Funerary Call, Fragments from the Aethyr, Crucial Blast Records, CD CBR100 (2012)
A celebration is in order for Crucial Blast Records with this album from Vancouver-based act Funerary Call, this being the label’s 100th release. Suitably the figure on the cover of this 6th album for the black ambient act is celebrating a well-earned rest, about to drink heartily of his mead; Cernunnos is the horned one’s name and it’s appropriate that he appear on this album as he was one ancient pre-Christian influence (he was originally a nature god of Celts living in western Europe) on the concept of the Devil in early Christian mythology. While Cernunnos relaxes, Funerary Call man Harlow Macfarlane conjures up a world of mediaeval hellfire from the manipulated sounds of guitar, violin and other instruments, electronics and field recordings. The music rumbles and stutters close to hysteria and insanity, and the atmosphere is cold and often dark.
There are just three tracks totalling 39 minutes and they probably describe a ritual of some sort. “Libations” and “Fragments” both feature deranged violin virtuoso performances from Lashen Orendorff while other musicians defer to his screechy delivery and provide consistent support for his maddened mewlings. The ambience on “Libations” is cold and alienating while Orendorff scrabbles furiously on his instrument; if it could speak, it would probably turn out traumatised from the abused strings.
The middle track “Fragments” is the core around which everything pivots. Macfarlane gets busy laying out electronics effects to create a mystery space void in which dark invisible entities float and lob about, rumbling deeply, groaning and farting, just so you know they’re not to be trifled with. In comes Orendorff’s violin bravely, questing in this indifferent space, appealing for answers to its questions of existence, sometimes being rebuffed, other times finding answers that yield yet more questions and conundrums.

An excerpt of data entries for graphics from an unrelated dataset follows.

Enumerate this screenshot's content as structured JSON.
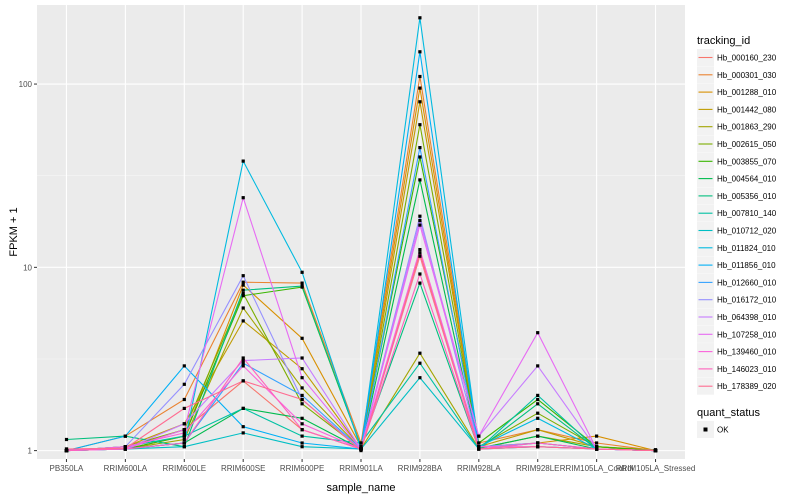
{
  "chart_data": {
    "type": "line",
    "title": "",
    "xlabel": "sample_name",
    "ylabel": "FPKM + 1",
    "y_scale": "log10",
    "ylim": [
      0.9,
      270
    ],
    "y_ticks": [
      1,
      10,
      100
    ],
    "y_tick_labels": [
      "1",
      "10",
      "100"
    ],
    "grid": true,
    "legend_position": "right",
    "categories": [
      "PB350LA",
      "RRIM600LA",
      "RRIM600LE",
      "RRIM600SE",
      "RRIM600PE",
      "RRIM901LA",
      "RRIM928BA",
      "RRIM928LA",
      "RRIM928LE",
      "RRIM105LA_Control",
      "RRIM105LA_Stressed"
    ],
    "legend_title": "tracking_id",
    "point_legend_title": "quant_status",
    "point_legend_label": "OK",
    "series": [
      {
        "name": "Hb_000160_230",
        "color": "#F8766D",
        "values": [
          1.02,
          1.03,
          1.3,
          2.4,
          1.3,
          1.02,
          12,
          1.05,
          1.1,
          1.02,
          1.01
        ]
      },
      {
        "name": "Hb_000301_030",
        "color": "#EA8331",
        "values": [
          1.0,
          1.2,
          1.9,
          8.3,
          8.2,
          1.1,
          110,
          1.1,
          1.3,
          1.1,
          1.0
        ]
      },
      {
        "name": "Hb_001288_010",
        "color": "#D89000",
        "values": [
          1.0,
          1.02,
          1.2,
          8.0,
          4.1,
          1.05,
          95,
          1.05,
          1.1,
          1.2,
          1.0
        ]
      },
      {
        "name": "Hb_001442_080",
        "color": "#C09B00",
        "values": [
          1.0,
          1.05,
          1.4,
          5.1,
          2.8,
          1.02,
          80,
          1.05,
          1.3,
          1.05,
          1.01
        ]
      },
      {
        "name": "Hb_001863_290",
        "color": "#A3A500",
        "values": [
          1.0,
          1.02,
          1.15,
          6.0,
          2.2,
          1.02,
          3.4,
          1.03,
          1.2,
          1.05,
          1.0
        ]
      },
      {
        "name": "Hb_002615_050",
        "color": "#7CAE00",
        "values": [
          1.0,
          1.05,
          1.3,
          7.2,
          1.8,
          1.02,
          60,
          1.05,
          1.6,
          1.05,
          1.0
        ]
      },
      {
        "name": "Hb_003855_070",
        "color": "#39B600",
        "values": [
          1.0,
          1.02,
          1.2,
          7.0,
          7.8,
          1.05,
          40,
          1.1,
          1.9,
          1.05,
          1.0
        ]
      },
      {
        "name": "Hb_004564_010",
        "color": "#00BB4E",
        "values": [
          1.0,
          1.02,
          1.1,
          1.7,
          1.5,
          1.02,
          30,
          1.03,
          1.2,
          1.02,
          1.0
        ]
      },
      {
        "name": "Hb_005356_010",
        "color": "#00BF7D",
        "values": [
          1.15,
          1.2,
          1.05,
          7.5,
          7.9,
          1.05,
          8.2,
          1.02,
          1.8,
          1.02,
          1.0
        ]
      },
      {
        "name": "Hb_007810_140",
        "color": "#00C1A3",
        "values": [
          1.0,
          1.05,
          1.2,
          1.7,
          1.2,
          1.1,
          3.0,
          1.02,
          2.0,
          1.02,
          1.0
        ]
      },
      {
        "name": "Hb_010712_020",
        "color": "#00BFC4",
        "values": [
          1.0,
          1.02,
          1.05,
          1.25,
          1.05,
          1.02,
          2.5,
          1.02,
          1.05,
          1.02,
          1.0
        ]
      },
      {
        "name": "Hb_011824_010",
        "color": "#00BAE0",
        "values": [
          1.0,
          1.02,
          1.1,
          38,
          9.4,
          1.02,
          230,
          1.05,
          1.5,
          1.02,
          1.0
        ]
      },
      {
        "name": "Hb_011856_010",
        "color": "#00B0F6",
        "values": [
          1.0,
          1.2,
          2.9,
          1.35,
          1.1,
          1.02,
          150,
          1.02,
          1.1,
          1.02,
          1.0
        ]
      },
      {
        "name": "Hb_012660_010",
        "color": "#35A2FF",
        "values": [
          1.0,
          1.02,
          1.1,
          3.0,
          2.0,
          1.02,
          45,
          1.02,
          1.05,
          1.02,
          1.0
        ]
      },
      {
        "name": "Hb_016172_010",
        "color": "#9590FF",
        "values": [
          1.0,
          1.05,
          2.3,
          9.0,
          1.9,
          1.02,
          19,
          1.05,
          1.1,
          1.02,
          1.0
        ]
      },
      {
        "name": "Hb_064398_010",
        "color": "#C77CFF",
        "values": [
          1.0,
          1.02,
          1.4,
          3.1,
          3.2,
          1.02,
          18,
          1.2,
          2.9,
          1.02,
          1.0
        ]
      },
      {
        "name": "Hb_107258_010",
        "color": "#E76BF3",
        "values": [
          1.0,
          1.02,
          1.3,
          24,
          2.5,
          1.02,
          17,
          1.2,
          4.4,
          1.02,
          1.0
        ]
      },
      {
        "name": "Hb_139460_010",
        "color": "#FA62DB",
        "values": [
          1.0,
          1.05,
          1.25,
          2.9,
          1.4,
          1.02,
          12.5,
          1.05,
          1.05,
          1.02,
          1.0
        ]
      },
      {
        "name": "Hb_146023_010",
        "color": "#FF62BC",
        "values": [
          1.0,
          1.02,
          1.1,
          3.2,
          1.3,
          1.02,
          9.2,
          1.02,
          1.1,
          1.02,
          1.0
        ]
      },
      {
        "name": "Hb_178389_020",
        "color": "#FF6C91",
        "values": [
          1.02,
          1.03,
          1.7,
          2.4,
          1.9,
          1.0,
          11.5,
          1.02,
          1.05,
          1.02,
          1.0
        ]
      }
    ]
  }
}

The track and its predecessor acquire their distinctive characters from the interplay between solo violin and its accompaniment. We follow Orendorff’s violin-playing respectfully and with some fear: the terrain to be traversed is uninviting and sometimes downright hostile, and we can never afford to relax in case unseen forces come and steal our souls forever. Even the violin acquires a dark and sinister edge as though the longer one spends in this subterranean hell, the more corrupted one’s soul becomes. As the track progresses, guitar echo effects start to take over in the background as the violin merges with other acoustic instruments.

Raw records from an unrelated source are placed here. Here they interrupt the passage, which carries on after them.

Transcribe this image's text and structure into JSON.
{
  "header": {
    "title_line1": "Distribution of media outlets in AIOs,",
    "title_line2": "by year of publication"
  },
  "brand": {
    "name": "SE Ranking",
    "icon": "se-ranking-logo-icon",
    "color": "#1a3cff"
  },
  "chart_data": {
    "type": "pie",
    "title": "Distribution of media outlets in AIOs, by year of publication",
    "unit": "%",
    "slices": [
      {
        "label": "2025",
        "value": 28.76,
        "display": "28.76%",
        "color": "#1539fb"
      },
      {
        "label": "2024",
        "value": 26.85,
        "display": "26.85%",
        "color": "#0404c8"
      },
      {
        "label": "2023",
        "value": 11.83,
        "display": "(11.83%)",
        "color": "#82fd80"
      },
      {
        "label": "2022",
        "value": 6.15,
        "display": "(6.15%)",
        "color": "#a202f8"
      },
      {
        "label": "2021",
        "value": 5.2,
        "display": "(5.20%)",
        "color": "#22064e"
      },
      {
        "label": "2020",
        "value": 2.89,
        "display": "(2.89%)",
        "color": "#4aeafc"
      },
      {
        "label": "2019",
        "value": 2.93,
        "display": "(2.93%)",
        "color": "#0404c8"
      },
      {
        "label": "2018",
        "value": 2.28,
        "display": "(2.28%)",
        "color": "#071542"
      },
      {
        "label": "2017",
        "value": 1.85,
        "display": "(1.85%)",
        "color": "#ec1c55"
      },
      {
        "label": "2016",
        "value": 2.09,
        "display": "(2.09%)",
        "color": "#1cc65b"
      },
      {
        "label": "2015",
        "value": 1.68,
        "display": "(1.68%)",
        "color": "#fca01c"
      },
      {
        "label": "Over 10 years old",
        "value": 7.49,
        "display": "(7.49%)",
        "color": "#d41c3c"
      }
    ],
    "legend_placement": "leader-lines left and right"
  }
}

Final piece “Transference from the Void” includes some very sonorous throat-singing from Ross Birdwise whose very name suggests someone who communes with nature and the spirit world as readily as the rest of us tweet or hit Facebook or Skype. Spirit beings squeal or moan in the background. This is a much more vocal piece than the previous two but strangely less creepy: the voices sound off against one another but it seems nothing of great consequence is happening here.
At times this is a suspenseful album of delicacy and beauty with a lot of thought put into the construction and delivery of sound fragments and snippets around the violin melodies and guitar effects. The tracks have a definite mood of cold rarefied black ambience. Even so, by the time we reach the end of the album, I feel we have travelled a lot in circles and covered the same parts over and over. The album is chiefly memorable for Orendorff’s violin soloing and the guitar bits which can be quite affecting.